— У вас ко мне еще что-нибудь? — спросил комиссар.
Надо было видеть, как наш комиссар с трудом удерживался от смеха. А справившись с собой, сказал:
— Ладно. Я и сам вижу, что подзапустил с вами мои дела. Спасибо, что напомнили. Ходить с вами не буду, но при малейшем отступлении от правил строя — не прогневайтесь, не отстану от вас, пока из парней не сделаю воинов. Поклон товарищам.
Должен заметить, что за время совместной службы комиссар курсов ни разу не упрекнул напрасно кого-нибудь из курсантов.
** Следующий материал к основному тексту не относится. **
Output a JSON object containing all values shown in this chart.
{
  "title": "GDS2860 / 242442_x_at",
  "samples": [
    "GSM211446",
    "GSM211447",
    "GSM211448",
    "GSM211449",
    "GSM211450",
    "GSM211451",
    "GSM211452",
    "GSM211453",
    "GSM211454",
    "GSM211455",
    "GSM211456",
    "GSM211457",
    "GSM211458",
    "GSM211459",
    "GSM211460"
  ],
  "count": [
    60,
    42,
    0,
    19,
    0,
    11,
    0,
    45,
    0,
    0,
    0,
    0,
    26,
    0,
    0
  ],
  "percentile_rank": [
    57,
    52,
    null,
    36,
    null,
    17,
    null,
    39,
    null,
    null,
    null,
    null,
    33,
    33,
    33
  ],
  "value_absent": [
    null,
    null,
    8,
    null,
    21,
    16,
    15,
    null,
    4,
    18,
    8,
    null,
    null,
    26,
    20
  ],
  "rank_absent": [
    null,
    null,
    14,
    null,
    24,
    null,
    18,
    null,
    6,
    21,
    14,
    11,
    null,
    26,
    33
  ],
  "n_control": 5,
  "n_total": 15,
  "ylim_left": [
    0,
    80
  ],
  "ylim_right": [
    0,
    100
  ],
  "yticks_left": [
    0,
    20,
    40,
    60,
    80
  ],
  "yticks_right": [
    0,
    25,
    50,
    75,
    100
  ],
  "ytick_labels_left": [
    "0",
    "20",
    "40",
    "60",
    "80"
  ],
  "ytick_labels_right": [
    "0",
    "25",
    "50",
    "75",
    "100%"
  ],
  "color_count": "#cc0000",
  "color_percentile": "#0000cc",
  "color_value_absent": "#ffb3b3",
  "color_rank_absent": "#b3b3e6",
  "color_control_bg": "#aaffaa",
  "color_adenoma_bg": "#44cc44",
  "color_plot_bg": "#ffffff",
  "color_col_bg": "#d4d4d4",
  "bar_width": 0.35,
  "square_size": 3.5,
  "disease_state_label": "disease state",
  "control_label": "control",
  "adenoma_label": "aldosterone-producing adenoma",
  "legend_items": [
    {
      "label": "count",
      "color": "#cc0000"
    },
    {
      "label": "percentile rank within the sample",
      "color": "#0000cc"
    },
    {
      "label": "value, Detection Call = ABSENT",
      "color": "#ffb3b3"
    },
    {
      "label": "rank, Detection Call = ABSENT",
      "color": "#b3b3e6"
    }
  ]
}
Он очень ценил нас, молодых, преданных Советской Республике будущих красных командиров…
…Я весьма горжусь тем, что ваш пионерский отряд носит имя славного человека — Василия Дмитриевича Авсюкевича…
Ф. Шевченко».
Ответ ребят я пробежала сначала по диагонали: был он обычным, со всеми приличествующими случаю словами. Но вдруг…
«Как хорошо, — писали ребята, — что есть люди, которые хранят в памяти героическое прошлое нашей страны, сами активные участники событий, так помнят других…»
Всегда ли мы задумываемся, как проявляется человек в том, что и как он помнит о других людях?
Мы говорим молодым людям: «Помните!» Но разве не лучший урок для них то, как помним сами?
Федор Иванович помнит очень многих. (Судьба свела его с людьми удивительными: работал с Жуковым, знал Карбышева…) Обо всех теперь рассказывает, пишет, стремясь как можно полнее обрисовать эти образы. И как-то забываешь: он ведь сам участник стольких событий, интересных и важных! Он, собственно, и об этом рассказывает. Но не это для него главное. Главное — донести тепло живой памяти о людях и событиях, потому что если не он, то кто же это сделает?
Письмо о мужестве
Наташа в тот год долго болела. Сначала дома, потом в больнице. Вдалеке от родных спасалась только книгами и письмами. Ее то обещали выписать, то назначали новые сроки. И когда перенесли очередной срок, она совсем расстроилась. И написала Федору Ивановичу. Длинное вышло письмо. А в конце вопрос:
«У меня слабый характер. Плачу часто. Как быть мужественной, Федор Иванович? Я бы хотела быть похожей на Вас…
Наташа».
В свое время, знакомясь с перепиской Герцена с детьми, я обратила внимание на строки: «Ты наконец дошел до недовольства собой. — Это первый шаг для выхода из праздной неопределенности. Если ты серьезно вызовешь силу воли… ты начнешь совершеннолетнюю жизнь… человеком, твердо идущим, на твердых нравственных основах».
Ты дошел до недовольства собой… Существование свое человек начинает с самоутверждения и много позже приходит к недовольству собой. И несет первое в себе сомнение самому близкому — отцу, матери, старшему другу… И ждет приговора, и ждет совета, но больше всего понимания.